I revise my opinion of stilettos. Speed
and
accuracy.

Surprised by her unexpected force, Doug is sent down a couple of steps. He grabs the railing and the entire
construction judders. He launches for her again. This time the railing snaps off in his hand like a piece of peanut brittle and he tips forward, nose to metal.

As he struggles upright, there's an almighty crack. The structure beneath him sags, unhitched from the gantry, a metre gap opening to where Marlene is on the landing. He scrabbles for a hold as the stairs tilt and strain and the anchor bolts are wrenched from their base plates. Then the entire structure buckles like meccano and crashes to the ground, Doug with it.

We rush to where he's contorting, eyes wide, on the concrete, his body tangled in rusty iron. The piece of stairway poking from his chest doesn't look good.
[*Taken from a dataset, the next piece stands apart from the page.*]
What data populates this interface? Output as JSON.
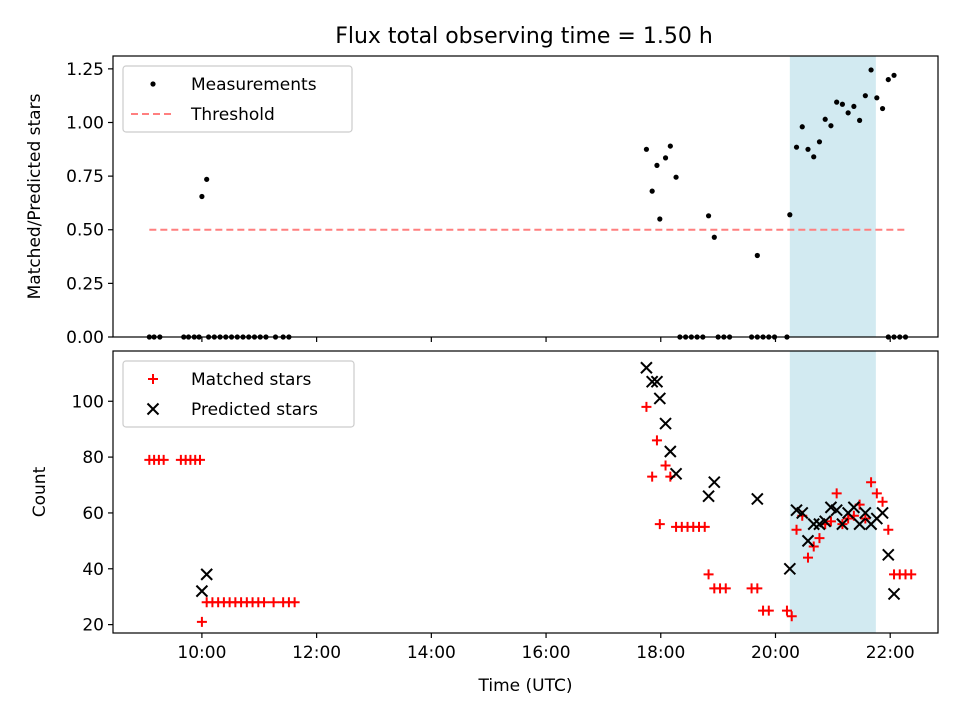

‘Oh my God, oh my God!' Marlene shrieks from above as Doug vomits a gout of blood, and a pool of black begins to seep across the pale cement.

Anwar and the protection duo crouch both sides of him, trying to staunch the flow, but it's coming out of so many places. The next spurt gets them all.

Doug's body tenses to hiccup another viscous mass, then goes slack in a long gurgling exhalation, like a drain emptying.

One of the protection duo has her fingers pressed to his carotid. Appalled, we wait. She looks up at us, shaking her head.

‘Inshallah.' Anwar passes a hand across Doug's eyes and closes the lids.

In the shocked silence, the sounds of the outside begin to filter back. Marlene totters around the gantry and clunks
noisily down the far steps, oblivious to their missing bits. She crosses the factory floor, stopping a safe distance from where Doug's body has been skewered by wreckage.

‘Oh my God,' she moans, hand over mouth.